Dieser Papst Franziskus hat mir immer großen Respekt, nicht Bewunderung, abgerungen. Seine Sicht der Dinge von unten, sein Gespür für besondere Orte aus dem Evanglium gesehen und vor allem das #LaudatoSi haben mich inspiriert. Aber in den letzten Tagen lässt er mich ratlos zurück.
„Hören Sie auf den Herzschlag der Zeit!“, sagt er zu den Vertreterinnen und Vertretern einer internationalen Delegation der Katholischen Aktion. Nicht auf Schreibtisch, Papiere und Zoom sollen die Anker in Richtung Zukunft geworfen werden. „Seien Sie aufmerksam, damit Sie keine Antworten auf Fragen geben, die niemand stellt, und keine Worte sagen, die niemand hören will und die keinen Nutzen haben“, so der Appell. Ein Appell, der für alle gilt, die dem Evangelium den Weg bahnen wollen. Hinhören auf den „Herzschlag der Zeit“ ist Voraussetzung für Wirksamkeit. Das ist nicht dem Zeitgeist folgen, sondern den Geist der Zeit erkennen, damit die Saat im Dialog gut aufgehen kann. Dazu kommt jene Sichtweise von Kirche, die nicht am Rande der Geschichte steht oder in ihren eigenen Angelegenheiten gefangen ist. „Wir müssen eine lebendige prophetische Kirche sein, mit Zeichen und Gesten, die zeigen, dass es eine andere Möglichkeit des Zusammenlebens, der menschlichen Beziehungen, der Arbeit, der Liebe, der Macht und des Dienstes gibt.“ Tatsächlich braucht die Welt diese Anders-Orte, um viel mehr in eine geschwisterliche Tonalität und Realität zu kommen. Da bin ich ganz und gar mit.
Aber dann
Schauplatzwechsel in die eigene Organisation, in den Vatikan. Dort haben genau diese Worte keinen Resonanzraum. Ämter, Macht und Dienste werden seit Jahrhunderten entlang der strengen und gegenüber Frauen exklusiven Hierarchie ausgerichtet. Als Johannes Paul II 1994 das definitive Ende des Frauenpriestertums verkündete, hat beispielsweise Bischof Ludwig Schwarz damals in Interviews immer darauf bestanden: „Das ist ein für alle mal geklärt.“ Ich zum Bischof: „Denken wir 500 Jahre weiter. Es tut uns beiden kein Zahn mehr weh. So gemeint?“ Der Bischof mit voller Überzeugung: „Ein für alle mal.“ Dazugesellt hat sich das Redeverbot damals 1994. Wer das Reden verbiete, hat die Diskussionen eröffnet. Das trägt nämlich autokratisch-diktatorische Züge in einer Zeit der liberalen Demokratien. Dass diese Denke in Papst Franziskus so klar hervortritt, hätte ich nicht gedacht. Da hätte ich ihm mehr Behutsamkeit unterstellt. Dieser Papst steht im Widerspruch zu sich selber.

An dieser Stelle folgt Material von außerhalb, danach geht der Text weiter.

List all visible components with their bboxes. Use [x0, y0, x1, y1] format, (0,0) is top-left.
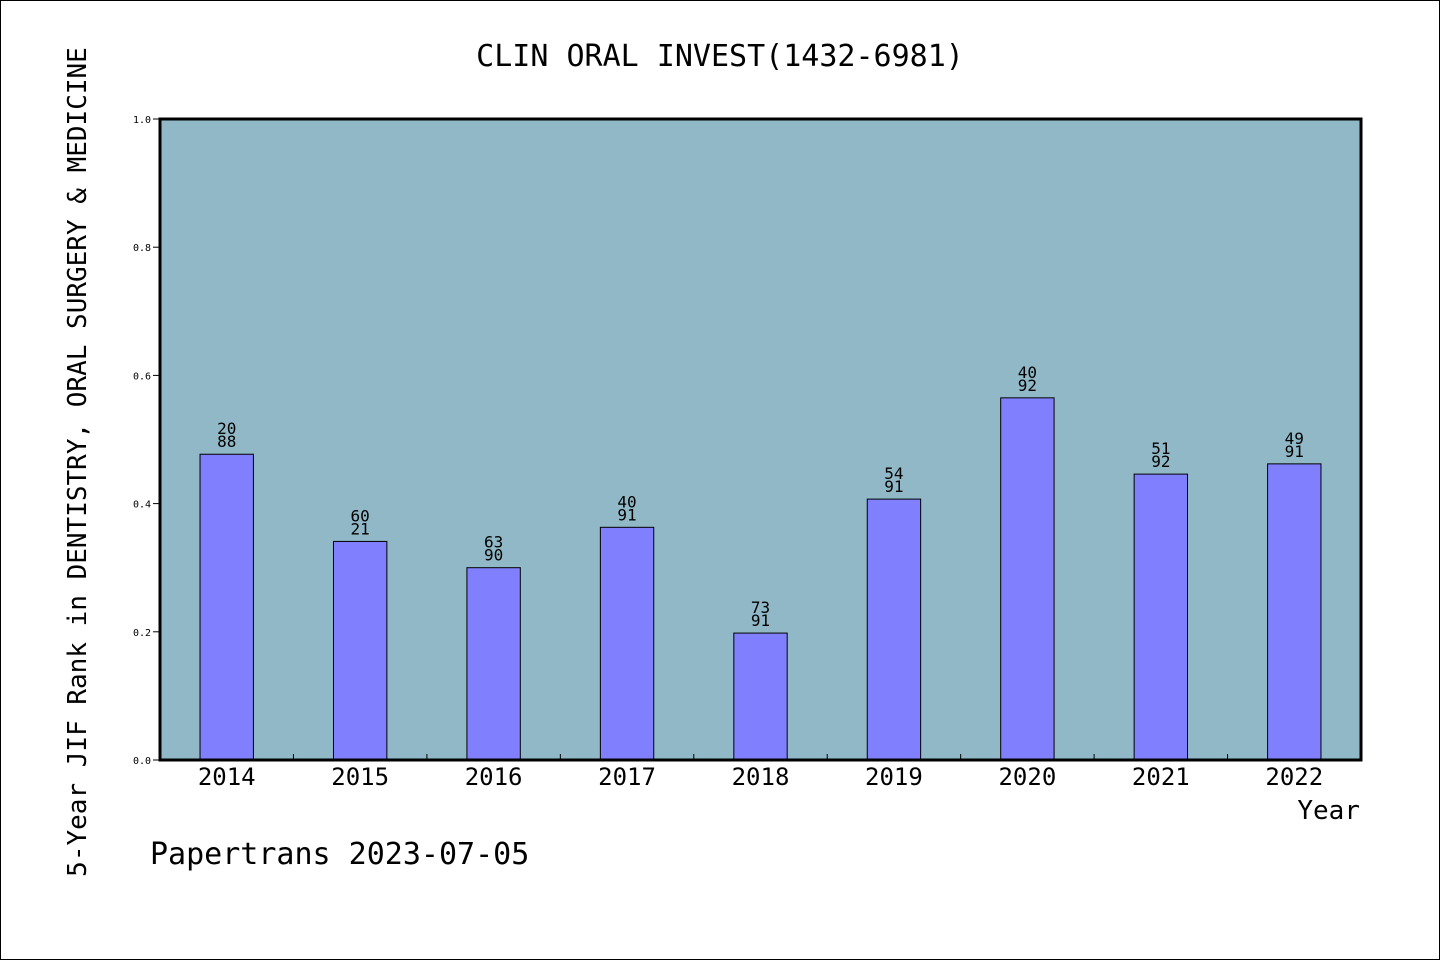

Geschlechtergerechtigkeit heiß gleich Möglichkeit für alle
Wortgewaltig und mit Gedankenakrobatik wird ausgeführt, was niemand wirklich verstehen kann: „Dass Frauen nicht in das Ämterleben eintreten dürfen, nimmt ihnen nichts weg, nein.“ Vielmehr spiegele sich die Würde der Frau direkt in der Kirche, die ebenfalls weiblich sei, wider. Und warum dann nicht geweiht, wenn Frauen für die Kirche, das Ganze stehen? In der Kirche gebe es sowohl das petrinische als auch das marianische Prinzip, so Franziskus. Die Weiheämter hingen mit dem petrinischen Prinzip zusammen, Frauen hingegen seien dem marianischen Prinzip zugeordnet, das „noch wichtiger“ sei. Tut mir leid, lieber Papst Franziskus, aber da scheint etwas aus den Fugen zu geraten. Was Menschen nicht verstehen können, kann keine Realität annehmen. Als Katholische Aktion haben wir zwei Dossiers vorgelegt, die sich mit „Geschlechtergerechtigkeit“ und mit „Beteiligung und Mitverantwortung“ auseinandersetzen. Klar ist, wenn schon petrinisch und marianisch eine Rolle spielen sollen, dann hören wir „im Herzschlag der Zeit“ vor allem, dass beide Geschlechter gleichwertig für beides stehen können müssen. Und genau das wird als Herzschlag am synodalen Weg gerade von allen Kontinenten in den Vatikan getragen. Mir scheint, dass mit solchen Sichtweisen das Prophetische an der Kirche verraten, sie sich selber an den Rand der Geschichte stellt und in ihren eigenen Angelegenheiten gefangen bleibt. Beim Adlimina-Besuch können die österreichischen Bischöfe den Herzschlag der Zeit vortragen.